Published on

Palantir Post Mortem

Authors
  • avatar
    Name
    michael
    Twitter

Palantir

Data scraping in a systems language like C++ is an ugly art, from limited Unicode support to clunky string manipulation it's not surprising most sensible people reach for Python when opting to scrape websites.

Unfortunately I'm more familiar with C++ than Python so I began this grim undertaking with a CMakeLists

Let's explore some of the core building blocks that made this a reality.

Scoped Locks and Mutexes

One of the best ways to write modern C++ is using the RAII (resource acquisition is initialisation) idiom. An egregious name for a programming paradigm that removes a lot of grief from the language by cleaning up resources as they move out of scope.

Another common source of grief is multithreading, but despite its challenging reputation it can be easy to reason about if broken down to basic synchronisation primitives like mutexes.

Without going deep into atomics, cache lines or memory order semantics, a mutex is a well-understood abstraction for locking access to memory and can be coupled with RAII for a straightforward thread-safe implementation of many common STL containers.

palantir.hpp
namespace Palantir {

    template<typename T>
    class mutexQueue {
        std::queue<T> queue;
        mutable std::mutex mutex;

    public:
        size_t size() const {
            std::scoped_lock lock(mutex);
            return queue.size();
        }
    };
}

We use a templated STL queue for that enviable constant O(1) insertion/deletion complexity with a scoped lock guard to ensure that typically unsafe operations can now be performed across multiple threads.

The extension of the queue above to support writing is left as an exercise for the reader.

Zero Copy

Copying data is regrettable, but sometimes unavoidable (e.g. if using coroutines), when optimising for performance.

There are a multitude of strategies, compiler optimisations and patterns to leverage when approaching "zero copy" by design. I'll try to cover some of the essentials that were involved in Palantir.

Move Semantics

Move semantics, as the name implies, can improve performance characteristics by simply moving data rather than copying it.

Although one must be careful to avoid using std::move() on function return values as this prevents the compiler from exercising copy elision (NRVO).

When designing objects an easy way to ensure your data's moved rather than copied is to delete the copy constructor and the copy assignment operator. This approach is Rust-like but works well.

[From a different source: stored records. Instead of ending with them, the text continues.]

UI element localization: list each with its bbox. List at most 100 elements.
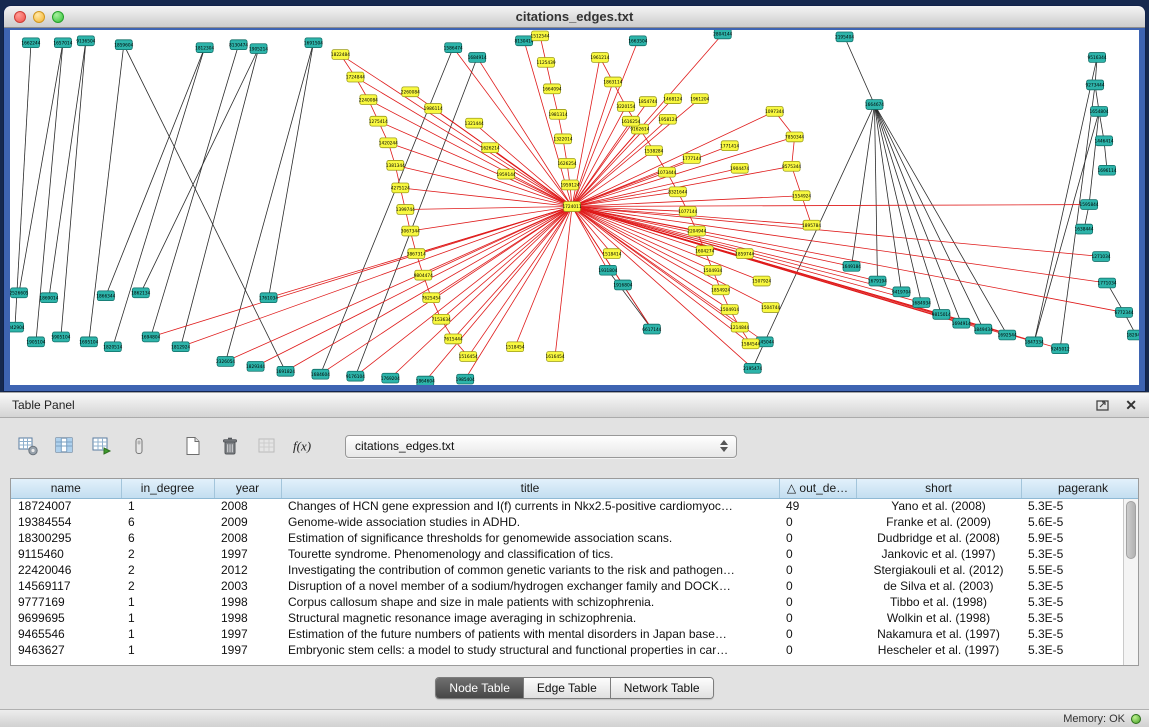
graph-node[interactable]: 1275414	[369, 116, 388, 126]
import-table-icon[interactable]	[88, 432, 116, 460]
graph-node[interactable]: 1981314	[548, 109, 567, 119]
graph-node[interactable]: 1854744	[638, 97, 657, 107]
graph-node[interactable]: 1812304	[195, 43, 214, 53]
graph-node[interactable]: 1854924	[711, 285, 730, 295]
table-scrollbar[interactable]	[1123, 499, 1138, 665]
graph-node[interactable]: 9273444	[1086, 80, 1105, 90]
network-canvas[interactable]: 1662244165701491365041859604181230481304…	[10, 30, 1139, 385]
table-row[interactable]: 946554611997Estimation of the future num…	[11, 626, 1139, 642]
graph-node[interactable]: 1829344	[246, 361, 265, 371]
graph-node[interactable]: 2240084	[359, 95, 378, 105]
graph-node[interactable]: 1516454	[459, 352, 478, 362]
graph-node[interactable]: 2526605	[10, 288, 29, 298]
graph-node[interactable]: 2204944	[687, 226, 706, 236]
table-select-dropdown[interactable]: citations_edges.txt	[345, 435, 737, 458]
function-builder-icon[interactable]: f(x)	[290, 432, 318, 460]
graph-node[interactable]: 1684914	[468, 53, 487, 63]
graph-node[interactable]: 1507924	[752, 276, 771, 286]
graph-node[interactable]: 9245012	[1051, 344, 1070, 354]
graph-node[interactable]: 1724844	[346, 72, 365, 82]
graph-node[interactable]: 7625454	[422, 293, 441, 303]
graph-node[interactable]: 1959144	[497, 169, 516, 179]
graph-node[interactable]: 1895784	[802, 220, 821, 230]
graph-node[interactable]: 1849434	[974, 324, 993, 334]
tab-edge-table[interactable]: Edge Table	[524, 678, 611, 698]
graph-node[interactable]: 1769204	[381, 373, 400, 383]
graph-node[interactable]: 1862134	[131, 288, 150, 298]
graph-node[interactable]: 1381344	[386, 160, 405, 170]
graph-node[interactable]: 1694804	[141, 332, 160, 342]
graph-node[interactable]: 9419704	[892, 287, 911, 297]
graph-node[interactable]: 1820514	[103, 342, 122, 352]
table-row[interactable]: 1938455462009Genome-wide association stu…	[11, 514, 1139, 530]
graph-node[interactable]: 1842904	[10, 322, 25, 332]
graph-node[interactable]: 1696114	[1098, 165, 1117, 175]
graph-node[interactable]: 6772344	[1114, 308, 1133, 318]
select-columns-icon[interactable]	[51, 432, 79, 460]
graph-node[interactable]: 1657014	[53, 38, 72, 48]
graph-node[interactable]: 1271034	[1092, 252, 1111, 262]
graph-node[interactable]: 1916804	[613, 280, 632, 290]
graph-node[interactable]: 1863114	[603, 77, 622, 87]
graph-node[interactable]: 1905214	[249, 44, 268, 54]
graph-node[interactable]: 7615444	[444, 334, 463, 344]
graph-node[interactable]: 3867314	[407, 249, 426, 259]
graph-node[interactable]: 1695104	[79, 337, 98, 347]
graph-node[interactable]: 1518414	[602, 249, 621, 259]
column-header-name[interactable]: name	[11, 479, 121, 498]
graph-node[interactable]: 6617144	[642, 324, 661, 334]
graph-node[interactable]: 1864604	[416, 376, 435, 385]
graph-node[interactable]: 1961214	[590, 53, 609, 63]
graph-node[interactable]: 1691824	[276, 366, 295, 376]
graph-node[interactable]: 8130474	[229, 40, 248, 50]
new-table-icon[interactable]	[179, 432, 207, 460]
tab-node-table[interactable]: Node Table	[436, 678, 524, 698]
graph-node[interactable]: 1518454	[506, 342, 525, 352]
table-row[interactable]: 911546021997Tourette syndrome. Phenomeno…	[11, 546, 1139, 562]
graph-node[interactable]: 3220154	[616, 102, 635, 112]
graph-node[interactable]: 1554924	[792, 191, 811, 201]
column-header-out-de-[interactable]: △ out_de…	[779, 479, 856, 498]
graph-node[interactable]: 3067344	[401, 226, 420, 236]
table-row[interactable]: 946362711997Embryonic stem cells: a mode…	[11, 642, 1139, 658]
graph-node[interactable]: 1504934	[703, 265, 722, 275]
scrollbar-thumb[interactable]	[1126, 501, 1136, 559]
graph-node[interactable]: 2326054	[216, 357, 235, 367]
graph-node[interactable]: 1663504	[628, 36, 647, 46]
graph-node[interactable]: 1662244	[21, 38, 40, 48]
graph-node[interactable]: 8321644	[668, 187, 687, 197]
table-row[interactable]: 977716911998Corpus callosum shape and si…	[11, 594, 1139, 610]
graph-node[interactable]: 1869014	[39, 293, 58, 303]
table-mode-icon[interactable]	[125, 432, 153, 460]
graph-node[interactable]: 1692544	[998, 330, 1017, 340]
close-panel-icon[interactable]: ✕	[1125, 398, 1137, 412]
graph-node[interactable]: 1125439	[536, 57, 555, 67]
graph-node[interactable]: 1859744	[735, 249, 754, 259]
graph-node[interactable]: 1986114	[424, 104, 443, 114]
graph-node[interactable]: 1694914	[952, 318, 971, 328]
graph-node[interactable]: 1322014	[553, 134, 572, 144]
graph-node[interactable]: 1077144	[678, 207, 697, 217]
graph-node[interactable]: 1538284	[644, 146, 663, 156]
graph-node[interactable]: 1771414	[720, 141, 739, 151]
graph-node[interactable]: 1616254	[621, 116, 640, 126]
graph-node[interactable]: 7850344	[785, 132, 804, 142]
graph-node[interactable]: 1584544	[741, 339, 760, 349]
graph-node[interactable]: 1905104	[26, 337, 45, 347]
graph-node[interactable]: 2804144	[713, 30, 732, 39]
graph-node[interactable]: 1822484	[331, 50, 350, 60]
graph-node[interactable]: 1961204	[690, 94, 709, 104]
graph-node[interactable]: 1468124	[663, 94, 682, 104]
graph-node[interactable]: 1664674	[865, 100, 884, 110]
graph-node[interactable]: 1664094	[542, 84, 561, 94]
graph-node[interactable]: 1724011	[562, 202, 581, 212]
table-row[interactable]: 1830029562008Estimation of significance …	[11, 530, 1139, 546]
column-header-short[interactable]: short	[856, 479, 1021, 498]
graph-node[interactable]: 7153634	[432, 314, 451, 324]
graph-node[interactable]: 1321444	[465, 118, 484, 128]
graph-node[interactable]: 1904474	[730, 163, 749, 173]
column-header-pagerank[interactable]: pagerank	[1021, 479, 1139, 498]
graph-node[interactable]: 1073444	[657, 167, 676, 177]
graph-node[interactable]: 9804474	[414, 270, 433, 280]
graph-node[interactable]: 1958124	[658, 114, 677, 124]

myclass(const myclass&) = delete;
myclass& myclass::operator=(const myclass&) = delete;

The compiler will give you some grief if you don't move said class, which can be desirable if the alternative is an expensive copy operation.

Static Initialisation

Straightforward, fundamental, and sometimes forgotten: we can avoid copy by ensuring that data we know ahead of time is allocated appropriately.

scraper.h
class Scraper {

    static constexpr std::array nodes
            {
                    "str1",
                    "str2",
                    "etc"
            };
}

Here static lets all instances of the Scraper class share the same variable to avoid duplication. Such variables are initialised before main() is called, during _start provided by your C standard library of choice.

Additionally, its immutability by way of constexpr lets the compiler store this in the .data section of the executable during compilation.

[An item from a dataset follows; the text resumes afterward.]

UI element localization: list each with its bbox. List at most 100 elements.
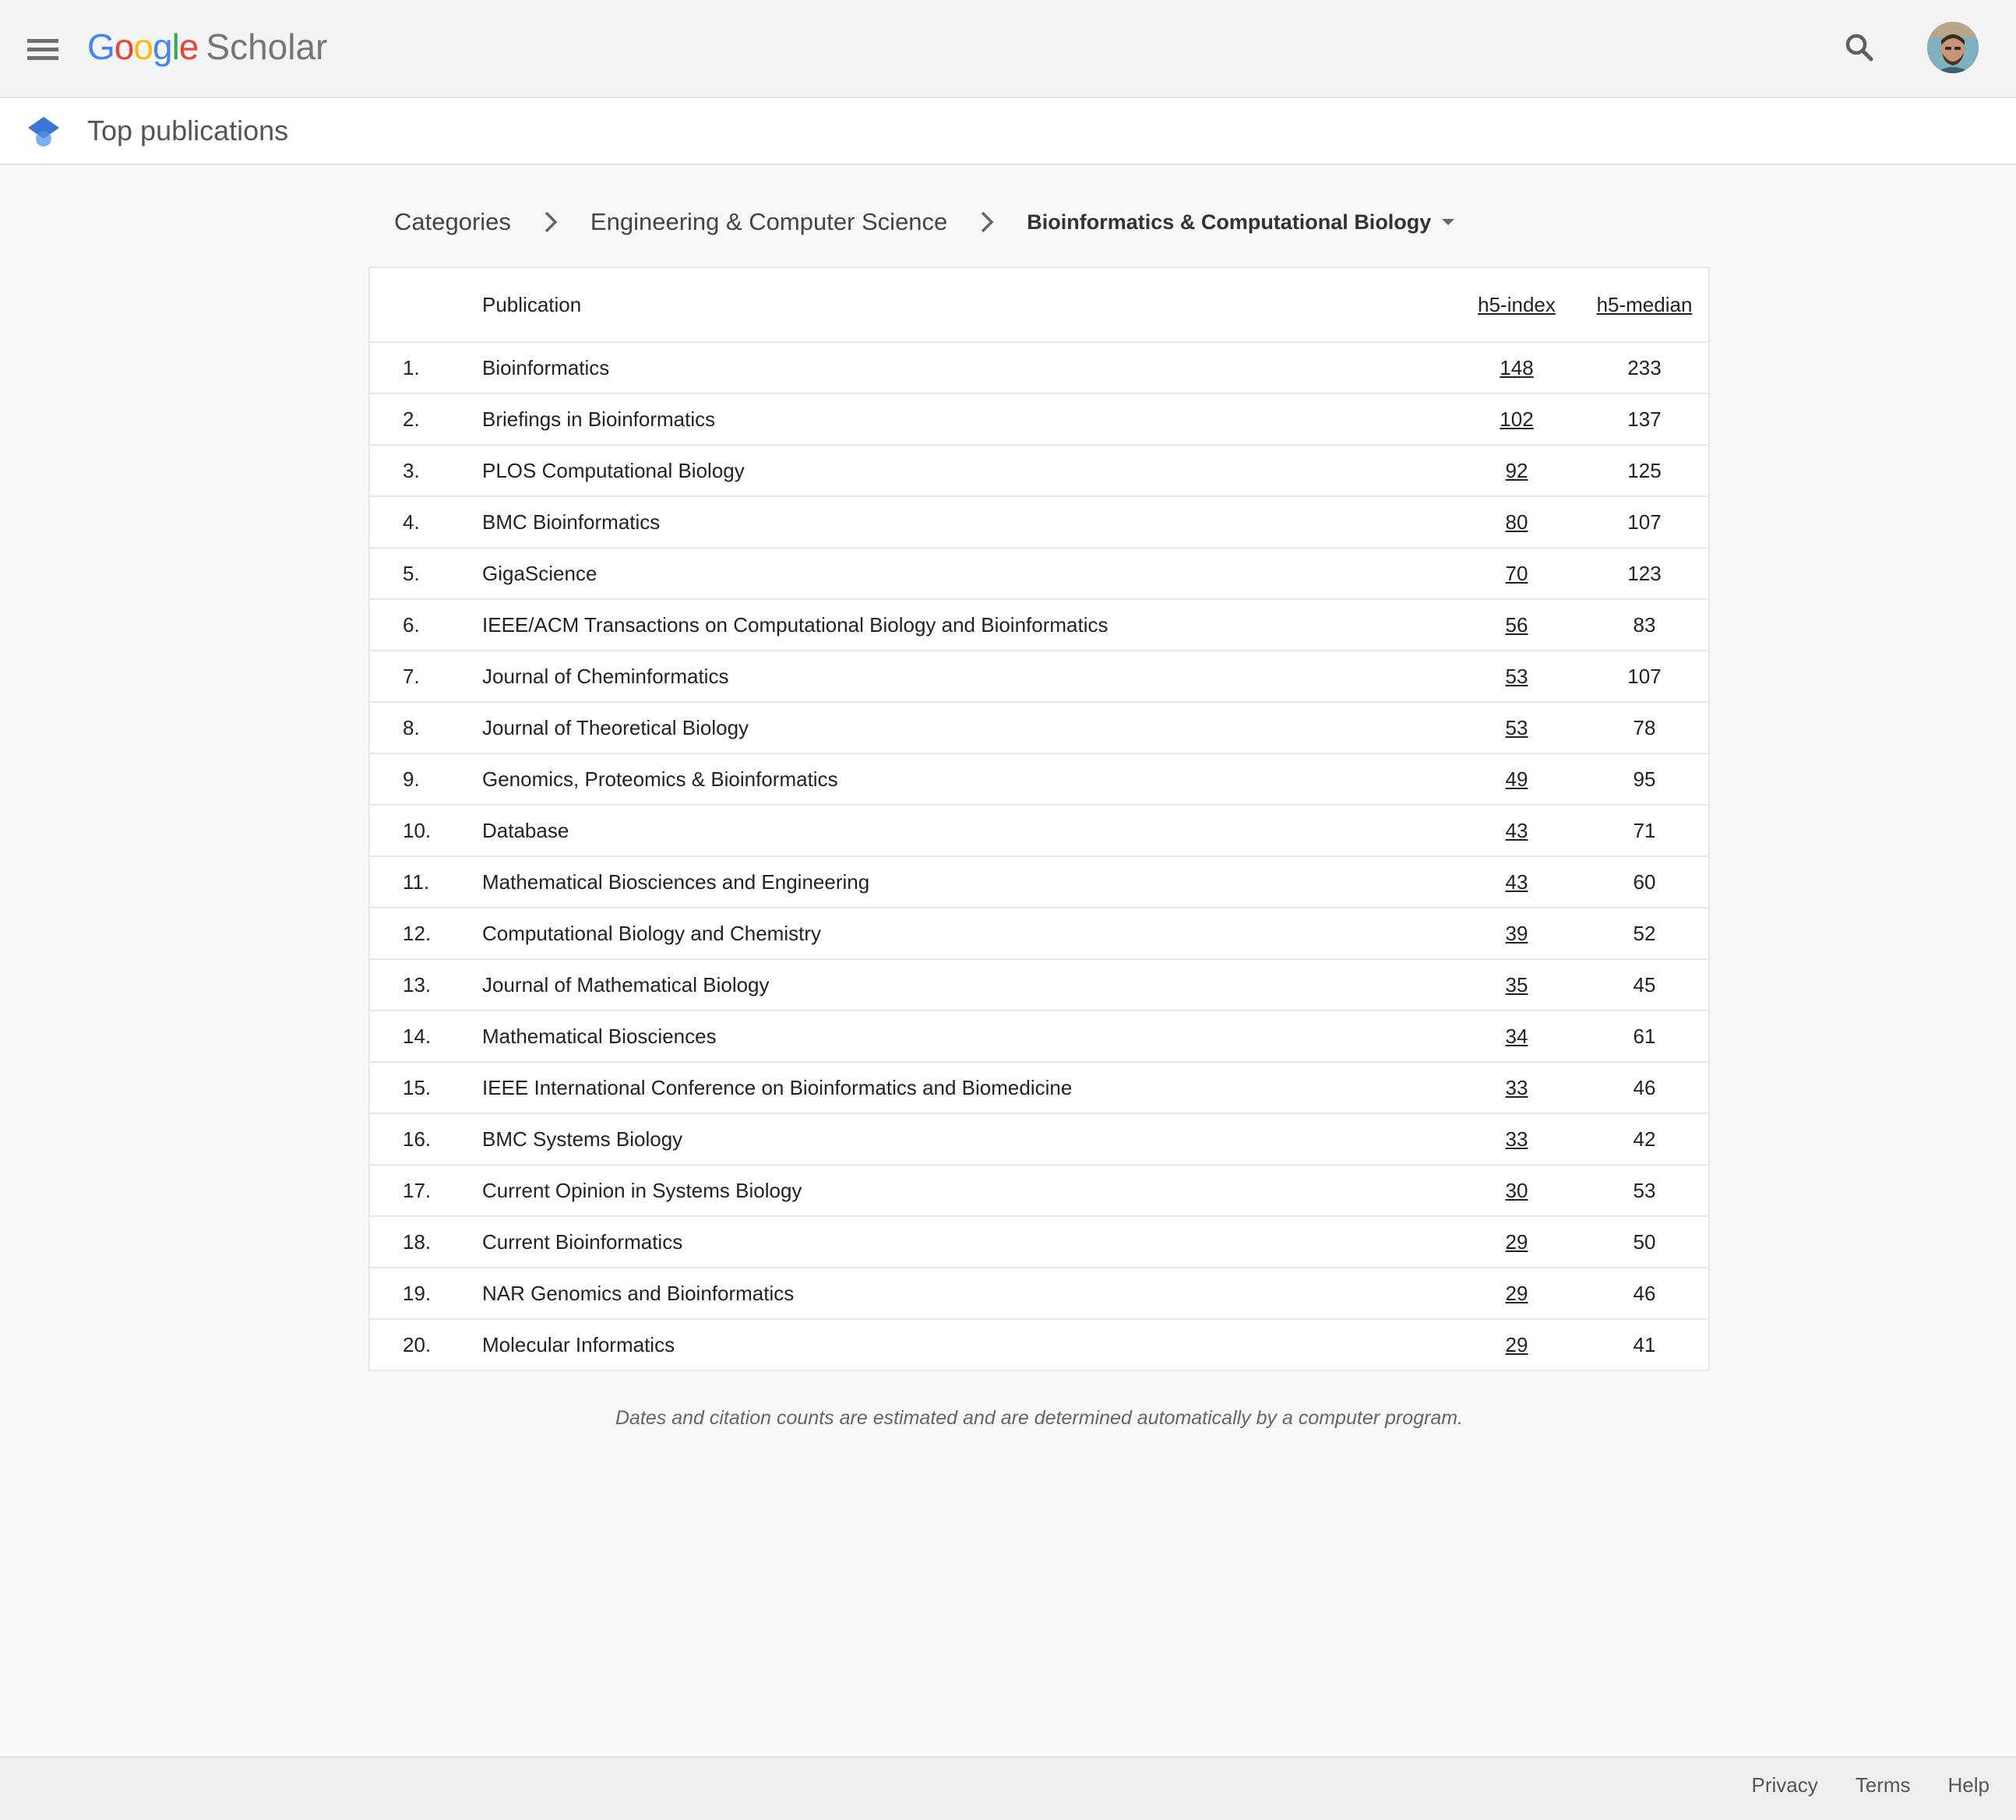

Taking advantage of compile time constants is often the gateway into metaprogramming...

Compile Time Metaprogramming

The most obvious path to avoiding excess copy is to do any heavy lifting at compile time instead of runtime. Some functions, or variables, may be more suitable as constant expressions with the constexpr keyword if they can be evaluated at compile time.

Although consteval in C++20 is more appropriate, as the compiler is not necessarily obliged to honour a constexpr for some reason.

A good challenge would be rewriting the mythical Fizz Buzz using template metaprogramming and fold parameter packs for a runtime complexity O(0) implementation.

Or you could even use your MMU for some meta meta programming.